No, the universe doesn't seem bound by that idea. The most fixed thing is a ratio: the distance light travels in a unit of time. This all seems rather slippery.

It would seem scientists have gotten used to it, however, since some standards are based on composite elements, such as light frequency, for example.
________

Would a new particle change everything? I can't answer that. We are so accustomed to relativity, that conjectured particles such as faster-than-light tachyons, are required to have special properties bound by the speed of light anyway. For example, the faster a 'tachyon' goes than the speed of light, the more energy it loses.

_______

Is light-speed analogous to sound-speed? Perhaps. I can't do the math, but if someone calculated, or actually tested, acoustic photography, I wonder if something like the Penrose-Terrell rotation would appear in the 'image': side-on, non-spherical images might appear rotated for objects going at relatively different velocities from the observer/imager, in air or water.

Penrose-Terrell effect of relativity:

http://faraday.physics.utoronto.ca/PVB/Harrison/SpecRel/Flash/ContractInvisible.html

Note: requires Flash.
 

What is special relativity?

Special relativity is a theory developed by Albert Einstein that describes the relationship between space and time, particularly at high speeds. It states that the laws of physics are the same for all observers in uniform motion, and the speed of light is constant in all inertial reference frames.

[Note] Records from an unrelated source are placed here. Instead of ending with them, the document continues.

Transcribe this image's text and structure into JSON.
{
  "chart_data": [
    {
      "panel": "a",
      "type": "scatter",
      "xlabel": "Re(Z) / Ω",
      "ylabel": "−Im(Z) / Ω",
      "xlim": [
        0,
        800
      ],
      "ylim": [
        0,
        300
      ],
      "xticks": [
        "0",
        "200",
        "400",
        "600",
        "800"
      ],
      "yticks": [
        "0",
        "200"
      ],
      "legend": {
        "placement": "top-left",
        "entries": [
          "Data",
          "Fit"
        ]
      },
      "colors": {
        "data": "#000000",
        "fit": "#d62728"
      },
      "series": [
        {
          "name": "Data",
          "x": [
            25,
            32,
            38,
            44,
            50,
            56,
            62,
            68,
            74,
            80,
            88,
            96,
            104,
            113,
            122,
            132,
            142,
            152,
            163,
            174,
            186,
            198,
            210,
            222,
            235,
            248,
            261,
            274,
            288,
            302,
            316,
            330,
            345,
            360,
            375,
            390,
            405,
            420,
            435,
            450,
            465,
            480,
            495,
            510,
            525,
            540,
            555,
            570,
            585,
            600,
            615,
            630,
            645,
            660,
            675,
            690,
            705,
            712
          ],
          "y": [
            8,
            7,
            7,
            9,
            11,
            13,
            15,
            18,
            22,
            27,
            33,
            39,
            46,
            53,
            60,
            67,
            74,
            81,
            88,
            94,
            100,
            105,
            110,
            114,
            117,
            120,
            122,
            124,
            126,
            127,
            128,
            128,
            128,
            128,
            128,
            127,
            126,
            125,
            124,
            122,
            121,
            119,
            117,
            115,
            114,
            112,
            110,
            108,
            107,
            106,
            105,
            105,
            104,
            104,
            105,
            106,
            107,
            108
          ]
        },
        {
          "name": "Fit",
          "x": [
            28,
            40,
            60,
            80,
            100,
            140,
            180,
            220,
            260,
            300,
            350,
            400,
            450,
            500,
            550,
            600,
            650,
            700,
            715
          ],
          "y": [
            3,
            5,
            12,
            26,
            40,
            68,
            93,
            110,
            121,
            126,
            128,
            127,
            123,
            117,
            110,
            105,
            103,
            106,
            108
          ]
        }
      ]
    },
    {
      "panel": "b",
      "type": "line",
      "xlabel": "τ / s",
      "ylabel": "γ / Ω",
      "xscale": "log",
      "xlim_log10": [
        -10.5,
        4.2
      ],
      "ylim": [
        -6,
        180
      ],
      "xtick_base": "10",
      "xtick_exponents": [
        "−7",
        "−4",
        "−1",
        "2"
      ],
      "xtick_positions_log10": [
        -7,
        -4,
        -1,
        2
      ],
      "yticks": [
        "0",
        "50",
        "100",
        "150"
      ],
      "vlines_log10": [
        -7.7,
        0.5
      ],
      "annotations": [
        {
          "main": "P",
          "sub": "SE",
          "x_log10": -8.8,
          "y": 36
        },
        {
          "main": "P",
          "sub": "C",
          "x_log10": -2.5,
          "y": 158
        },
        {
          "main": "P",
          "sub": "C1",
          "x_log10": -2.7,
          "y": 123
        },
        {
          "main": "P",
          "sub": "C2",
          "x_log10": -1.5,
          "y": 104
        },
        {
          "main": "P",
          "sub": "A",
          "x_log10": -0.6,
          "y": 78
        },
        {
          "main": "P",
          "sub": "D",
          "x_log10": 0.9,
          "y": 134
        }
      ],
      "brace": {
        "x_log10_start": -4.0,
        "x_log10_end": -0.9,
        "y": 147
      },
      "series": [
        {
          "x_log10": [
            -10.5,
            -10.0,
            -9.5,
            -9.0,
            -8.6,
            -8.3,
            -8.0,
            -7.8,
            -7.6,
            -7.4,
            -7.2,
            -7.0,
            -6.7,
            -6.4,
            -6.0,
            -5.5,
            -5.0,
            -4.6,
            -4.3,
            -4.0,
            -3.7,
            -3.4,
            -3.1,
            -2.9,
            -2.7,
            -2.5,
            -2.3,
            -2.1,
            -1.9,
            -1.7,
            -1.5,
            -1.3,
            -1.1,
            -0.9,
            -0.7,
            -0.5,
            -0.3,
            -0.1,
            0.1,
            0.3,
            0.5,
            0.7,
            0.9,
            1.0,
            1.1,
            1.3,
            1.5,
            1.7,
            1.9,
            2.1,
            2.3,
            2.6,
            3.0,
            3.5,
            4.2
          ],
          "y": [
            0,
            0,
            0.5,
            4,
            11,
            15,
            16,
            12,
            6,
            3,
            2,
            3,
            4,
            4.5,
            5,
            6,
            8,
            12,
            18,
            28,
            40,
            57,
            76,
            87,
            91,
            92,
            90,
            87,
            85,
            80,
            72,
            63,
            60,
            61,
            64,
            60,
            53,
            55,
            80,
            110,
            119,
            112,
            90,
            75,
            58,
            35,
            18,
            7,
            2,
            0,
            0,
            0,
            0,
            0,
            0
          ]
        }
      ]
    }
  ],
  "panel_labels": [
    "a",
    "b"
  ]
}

What is the speed of light?

The speed of light is a fundamental constant in physics, denoted by the letter "c". In a vacuum, it is approximately 299,792,458 meters per second (m/s). It is the maximum speed at which all energy, matter, and information in the universe can travel.

Why is the speed of light considered the cosmic speed limit?

The speed of light is considered the cosmic speed limit because according to special relativity, it is impossible for any object with mass to reach or exceed the speed of light. As an object approaches the speed of light, its mass increases, requiring more and more energy to accelerate it further. This makes it physically impossible to reach the speed of light.

How does special relativity affect time and space?

Special relativity predicts that time and space are not absolute, but are instead relative to the observer's frame of reference. Time can appear to pass differently for different observers depending on their relative speeds, and objects can appear differently in size and shape depending on the observer's perspective.

Are there any practical applications of special relativity?

Special relativity has several practical applications, including GPS technology, nuclear power plants, and particle accelerators. Without taking into account the effects of special relativity, these technologies would be significantly less accurate or even impossible to operate.